Ce week-end, Daby Touré a conquis le public de Dakhla, ville du Sahara, au cours du Festival mer et désert organisé sous le haut patronage du roi du Maroc. Sa musique, généreuse et inventive, mêle harmonieusement sons d’Afrique et du monde. Interview.

Daby Touré est né en 1971 à Boutilimit, en Mauritanie. Il mène très tôt une vie itinérante à travers l’Afrique de l’Ouest. À la séparation de ses parents, il suit son père, musicien. Il vit dans les villes de Ziguinchor, Dakar, Nouakchott, et le village de Djéol. D’un pays à l’autre, il est tour à tour élevé par sa grand-mère, son père et ses oncles. Ses ascendances et ses innombrables voyages lui apportent une parfaite maîtrise des langues wolof, soninké, pulaar, et hassanya. Il prête une oreille très attentive aux musiques des pays où il réside et dévore tous les sons qui lui parviennent du reste de l’Afrique et des pays anglo-saxons. A l’âge de dix-huit ans, il quitte le continent. Menacé par son père qui ne veut pas qu’il devienne artiste, il apprend seul et en cachette à jouer de la guitare. En France, il profite de la diversité musicale que lui offre son pays d’accueil pour parfaire ses connaissances et écoute les nouveaux sons que lui propose la scène pop, fréquente le milieu du jazz-rock et collabore avec le groupe Sixun.

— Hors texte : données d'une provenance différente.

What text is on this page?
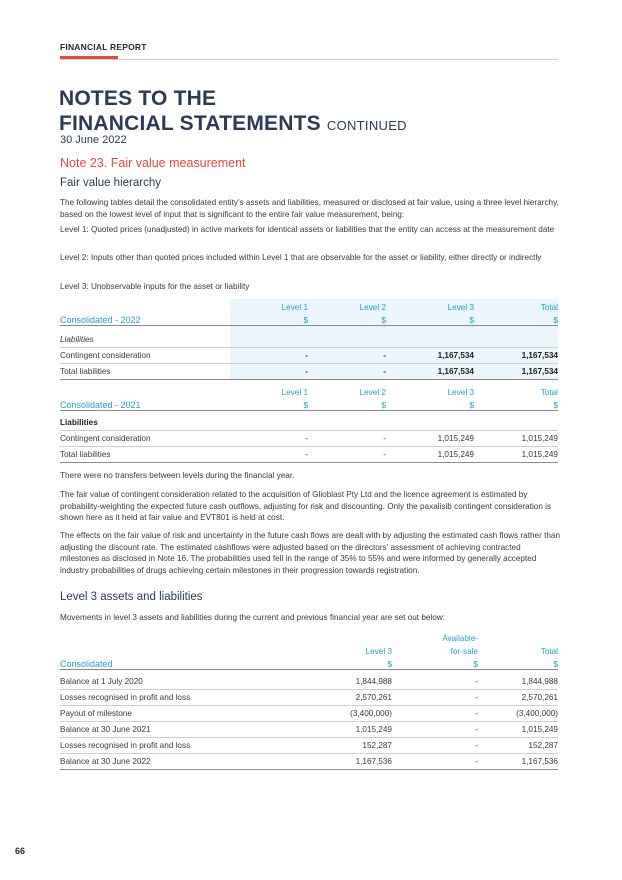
FINANCIAL REPORT
NOTES TO THE
FINANCIAL STATEMENTS CONTINUED
30 June 2022
Note 23. Fair value measurement
Fair value hierarchy

The following tables detail the consolidated entity's assets and liabilities, measured or disclosed at fair value, using a three level hierarchy, based on the lowest level of input that is significant to the entire fair value measurement, being:

Level 1: Quoted prices (unadjusted) in active markets for identical assets or liabilities that the entity can access at the measurement date

Level 2: Inputs other than quoted prices included within Level 1 that are observable for the asset or liability, either directly or indirectly

Level 3: Unobservable inputs for the asset or liability

	Level 1	Level 2	Level 3	Total
Consolidated - 2022	$	$	$	$

Liabilities				
Contingent consideration	-	-	1,167,534	1,167,534
Total liabilities	-	-	1,167,534	1,167,534
	Level 1	Level 2	Level 3	Total
Consolidated - 2021	$	$	$	$

Liabilities				
Contingent consideration	-	-	1,015,249	1,015,249
Total liabilities	-	-	1,015,249	1,015,249

There were no transfers between levels during the financial year.

The fair value of contingent consideration related to the acquisition of Glioblast Pty Ltd and the licence agreement is estimated by probability-weighting the expected future cash outflows, adjusting for risk and discounting. Only the paxalisib contingent consideration is shown here as it held at fair value and EVT801 is held at cost.

The effects on the fair value of risk and uncertainty in the future cash flows are dealt with by adjusting the estimated cash flows rather than adjusting the discount rate. The estimated cashflows were adjusted based on the directors' assessment of achieving contracted milestones as disclosed in Note 16. The probabilities used fell in the range of 35% to 55% and were informed by generally accepted industry probabilities of drugs achieving certain milestones in their progression towards registration.

Level 3 assets and liabilities

Movements in level 3 assets and liabilities during the current and previous financial year are set out below:

		Available-	
	Level 3	for-sale	Total
Consolidated	$	$	$

Balance at 1 July 2020	1,844,988	-	1,844,988
Losses recognised in profit and loss	2,570,261	-	2,570,261
Payout of milestone	(3,400,000)	-	(3,400,000)
Balance at 30 June 2021	1,015,249	-	1,015,249
Losses recognised in profit and loss	152,287	-	152,287
Balance at 30 June 2022	1,167,536	-	1,167,536
66
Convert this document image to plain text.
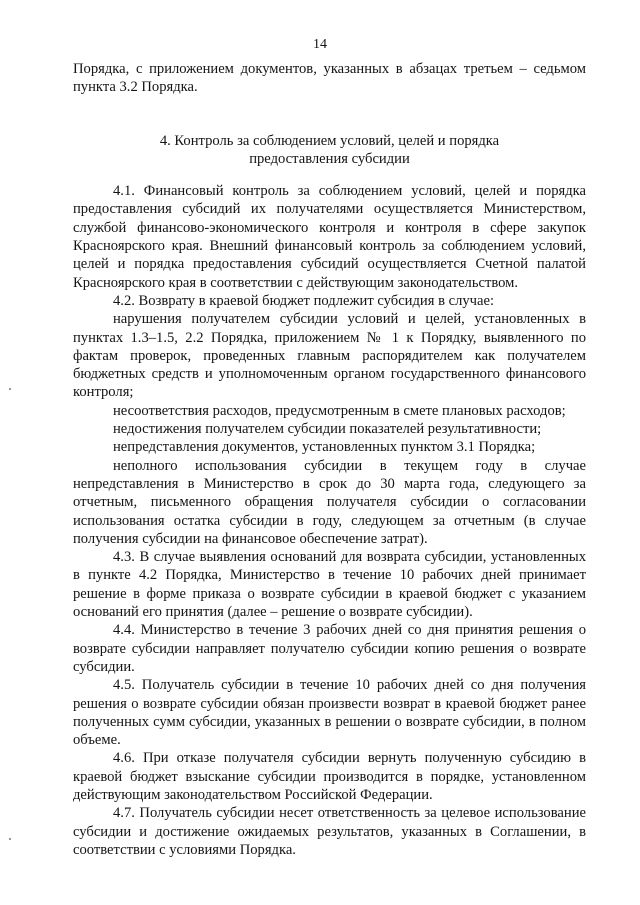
14

Порядка, с приложением документов, указанных в абзацах третьем – седьмом пункта 3.2 Порядка.

4. Контроль за соблюдением условий, целей и порядка
предоставления субсидии

4.1. Финансовый контроль за соблюдением условий, целей и порядка предоставления субсидий их получателями осуществляется Министерством, службой финансово-экономического контроля и контроля в сфере закупок Красноярского края. Внешний финансовый контроль за соблюдением условий, целей и порядка предоставления субсидий осуществляется Счетной палатой Красноярского края в соответствии с действующим законодательством.

4.2. Возврату в краевой бюджет подлежит субсидия в случае:

нарушения получателем субсидии условий и целей, установленных в пунктах 1.3–1.5, 2.2 Порядка, приложением № 1 к Порядку, выявленного по фактам проверок, проведенных главным распорядителем как получателем бюджетных средств и уполномоченным органом государственного финансового контроля;

несоответствия расходов, предусмотренным в смете плановых расходов;

недостижения получателем субсидии показателей результативности;

непредставления документов, установленных пунктом 3.1 Порядка;

неполного использования субсидии в текущем году в случае непредставления в Министерство в срок до 30 марта года, следующего за отчетным, письменного обращения получателя субсидии о согласовании использования остатка субсидии в году, следующем за отчетным (в случае получения субсидии на финансовое обеспечение затрат).

4.3. В случае выявления оснований для возврата субсидии, установленных в пункте 4.2 Порядка, Министерство в течение 10 рабочих дней принимает решение в форме приказа о возврате субсидии в краевой бюджет с указанием оснований его принятия (далее – решение о возврате субсидии).

4.4. Министерство в течение 3 рабочих дней со дня принятия решения о возврате субсидии направляет получателю субсидии копию решения о возврате субсидии.

4.5. Получатель субсидии в течение 10 рабочих дней со дня получения решения о возврате субсидии обязан произвести возврат в краевой бюджет ранее полученных сумм субсидии, указанных в решении о возврате субсидии, в полном объеме.

4.6. При отказе получателя субсидии вернуть полученную субсидию в краевой бюджет взыскание субсидии производится в порядке, установленном действующим законодательством Российской Федерации.

4.7. Получатель субсидии несет ответственность за целевое использование субсидии и достижение ожидаемых результатов, указанных в Соглашении, в соответствии с условиями Порядка.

En 2001, il réalise son premier album, Diam, seul, chez lui, dans un home studio improvisé. Quand il reçoit sa maquette, Real World, le label du musicien anglais Peter Gabriel le signe instantanément pour la réalisation de trois albums. Puis Peter Gabriel lui confie les premières parties de sa tournée européenne. Le deuxième album de Daby Touré, Stereo spirit, est paru En 2007. Invité par le Festival de Dakhla, en plein cœur du Sahara, il a enchanté le public par sa générosité et sa créativité lors du concert qu’il a donné samedi soir, ainsi qu’au cours des ateliers et des bœufs animés avec les musiciens présents pendant l’événement.

Afrik.com : Quel effet ça vous fait de jouer ici, au festival de Dakhla, en plein désert du Sahara ?

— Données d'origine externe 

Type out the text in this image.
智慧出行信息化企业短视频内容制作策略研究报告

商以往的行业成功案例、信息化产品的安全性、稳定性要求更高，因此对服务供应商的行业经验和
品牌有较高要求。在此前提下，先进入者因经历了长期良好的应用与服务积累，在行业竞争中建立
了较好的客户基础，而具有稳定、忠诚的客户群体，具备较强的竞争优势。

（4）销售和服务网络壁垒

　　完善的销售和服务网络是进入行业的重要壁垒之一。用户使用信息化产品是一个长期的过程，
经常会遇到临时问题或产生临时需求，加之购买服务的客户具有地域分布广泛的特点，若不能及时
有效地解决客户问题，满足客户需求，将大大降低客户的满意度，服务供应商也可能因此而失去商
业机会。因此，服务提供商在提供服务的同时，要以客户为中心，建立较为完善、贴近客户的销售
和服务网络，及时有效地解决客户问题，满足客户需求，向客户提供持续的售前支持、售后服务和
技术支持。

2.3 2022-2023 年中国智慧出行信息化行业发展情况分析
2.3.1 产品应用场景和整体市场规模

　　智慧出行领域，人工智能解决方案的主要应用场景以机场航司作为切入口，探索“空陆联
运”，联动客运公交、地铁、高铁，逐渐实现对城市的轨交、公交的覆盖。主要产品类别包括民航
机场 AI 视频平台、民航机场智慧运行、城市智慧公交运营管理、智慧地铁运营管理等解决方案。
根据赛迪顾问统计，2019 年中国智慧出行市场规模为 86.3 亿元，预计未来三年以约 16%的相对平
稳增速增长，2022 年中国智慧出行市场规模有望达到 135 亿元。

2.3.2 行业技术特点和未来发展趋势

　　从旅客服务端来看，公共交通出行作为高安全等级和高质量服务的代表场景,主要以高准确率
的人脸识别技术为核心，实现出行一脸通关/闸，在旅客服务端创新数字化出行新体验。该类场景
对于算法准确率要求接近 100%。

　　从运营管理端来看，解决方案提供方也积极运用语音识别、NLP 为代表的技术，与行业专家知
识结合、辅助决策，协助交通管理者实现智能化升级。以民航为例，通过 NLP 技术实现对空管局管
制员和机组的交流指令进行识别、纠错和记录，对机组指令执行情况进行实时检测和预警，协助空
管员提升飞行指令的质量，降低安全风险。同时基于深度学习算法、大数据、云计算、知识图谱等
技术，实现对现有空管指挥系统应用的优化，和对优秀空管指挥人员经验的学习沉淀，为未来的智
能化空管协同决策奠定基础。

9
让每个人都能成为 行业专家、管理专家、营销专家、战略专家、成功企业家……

Daby Touré : J’ai déjà joué au Maroc, à Casablanca. Mais dans le désert, c’est la première fois. Vous savez, je suis mauritanien, et ici j’ai vraiment l’impression d’être à la maison. Quand je vois les femmes voilées dans leur robe, l’allure des gens, c’est formidable !

Afrik.com : Vous avez animé un atelier avec des enfants de Dakhla, jeudi dernier. Que tirez-vous de cette expérience ?

Daby Touré : C’était très fort. Les enfants sont très généreux, très spontanés, prêts à tout partager. Alors quand on reçoit tout ça, on essaie de ne pas pleurer. Mais c’est très difficile.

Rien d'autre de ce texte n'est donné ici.